An anonymous reader quotes a report from The Hill: Republican attorneys general in four states are filing a lawsuit to block the transfer of internet domain systems oversight from the U.S. to an international governing body. Texas Attorney General Ken Paxton, Arizona Attorney General Mark Brnovich, Oklahoma Attorney General Scott Pruitt and Nevada Attorney General Paul Laxalt filed a lawsuit on Wednesday night to stop the White House's proposed transition of Internet Assigned Numbers Authority (IANA) functions. The state officials cite constitutional concerns in their suit against the National Telecommunications and Information Administration, U.S. government and the Department of Commerce. "The Obama Administration's decision violates the Property Clause of the U.S. Constitution by giving away government property without congressional authorization, the First Amendment to the U.S. Constitution by chilling speech, and the Administrative Procedure Act by acting beyond statutory authority," a statement released by Paxton's office reads. The attorneys generals claim that the U.S. government is ceding government property, pointing to a Government Accountability Office (GAO) review that "concluded that the transition does not involve a transfer of U.S. government property requiring Congressional approval." Paxton also echoed Texas Sen. Ted Cruz's warnings that the transition could harm free speech on the internet by giving Russia, China and Iran a voice on the international governing body that would oversee internet domain systems. "Trusting authoritarian regimes to ensure the continued freedom of the internet is lunacy," Paxton said. "The president does not have the authority to simply give away America's pioneering role in ensuring that the internet remains a place where free expression can flourish."

2 of 296 comments (clear)

  1. Goodbye, internet! by mveloso · · Score: 5, Insightful

    The internet has flourished in many ways because it's been controlled by a liberal free market country like the United States. The US is all about free speech, free flow of ideas, etc - much more so than any other country on Earth.

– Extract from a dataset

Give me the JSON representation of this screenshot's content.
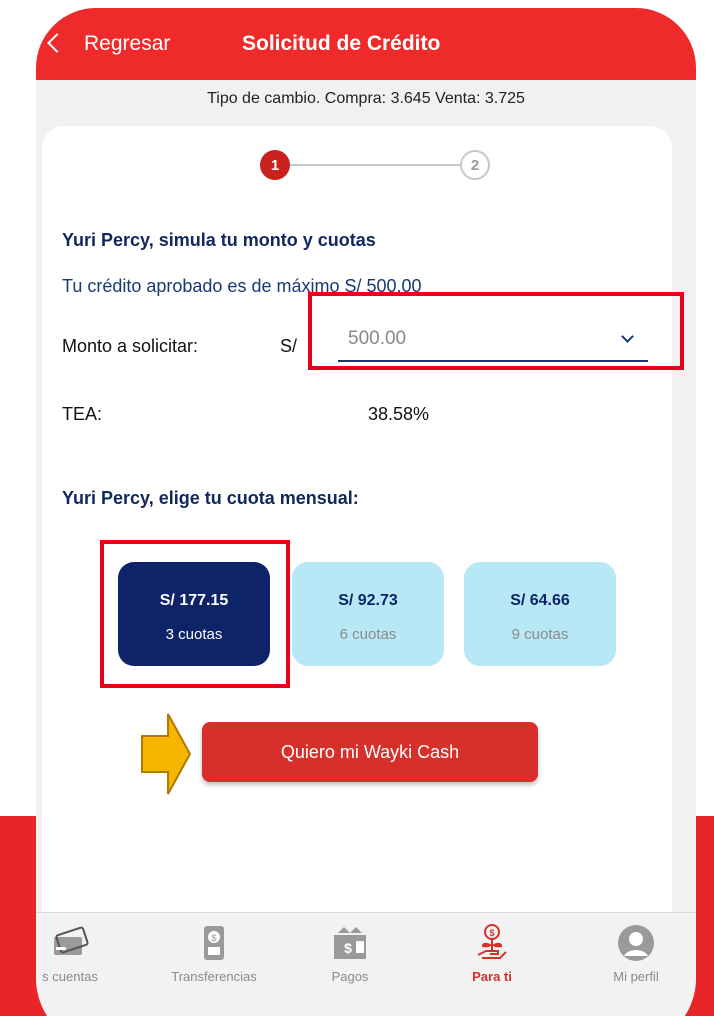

    For most of the countries on Earth the idea of free speech (as in "say anything you want") is an alien concept. Go ahead and say something bad about the Thai royals in Thailand. How about registering "putinsucks.ru"? Have fun in the gulag.

    Hey, you're going to create a website that competes against the national phone company? Good luck with that, little toad. You're going to blog about how government ministers are idiots? Yeah, goodbye to that too.

    It'll happen slowly, and accelerate over time, like everything.

    It only takes one bureaucrat to decide that zombo.com is a threat to the world order, and bam it's gone.

    If anything, the whole-hearted embrace of the "world internet" here shows that most slashdot readers never left their parents' basement.

  2. Re:Obama.... by MerlynEmrys67 · · Score: 5, Insightful
    The internet isn't being taken over. All ICANN controls is the DNS subsystem. If it becomes abused - the internet will treat it as a failure and route around the failure (ie. One of the alternate DNS systems will become popular instead). How simple is it to route around this failure... Run your DNS resolver and adjust the root hints file to point to somewhere other than the 13 DNS roots out there.